We had a change of command this week, and things have been a little hectic in the battalion as a result.
The outgoing CO (commanding officer) loves golf. While he is a truly committed Catholic, his other church (his Saturday and pretty much any other day he can get away with going church) is the golf course. As his chaplain, it was my responsibility to support his religious practices; and I was only all too willing to facilitate this need.
While many books have been written about golf as an almost Zen religious experience with nature, I tried to understand my CO’s practices in Jewish terms. If the majority of golfers are like the old chassidim who would talk to the trees or otherwise commune with nature, my old CO embraces golf like a yekke approaches prayer - early, in the same location, never deviating from the set path, finished before lunch on Saturday.

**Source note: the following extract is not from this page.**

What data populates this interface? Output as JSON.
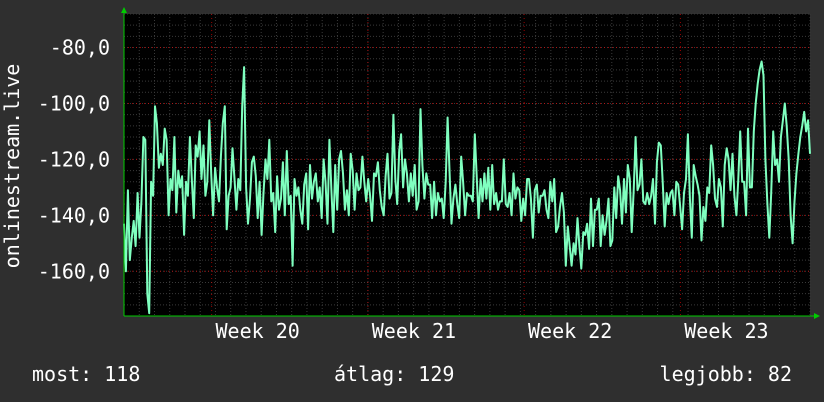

I once asked him why he goes to Taiyo Golf Club – a club that is 20 minutes away from his home and a course that is notorious for eating golf balls and destroying the aspirations of young aspiring golfers, instead of the spacious beautiful Kadena Golf Course that is on his base?
Lesson to aspiring chaplains: When a person finds the right place of worship, don’t pester them about where they like to pray. Just let them be.
I figured that maybe it’s the Marine in the old CO that would not allow him to appreciate beauty that might have emanated from an Air Force installation. Until earlier today, I had never played golf at Kadena. CO was right, Kadena sucks.
There’s a old military truism:
When the Marine Corps gets money to build a base,
never mind – Marine Corps never gets money.
When the Navy gets money to build a base,
they build a protected port and ask for more to build ships.
When the Army gets money to build a base,
they build strong protected forts and ask for more to build higher end protections.
When the Air Force gets money to build a base,
they build a golf course and ask for more to build a runway.
I only wish they could build a better golf course. And that’s all I have to say about that.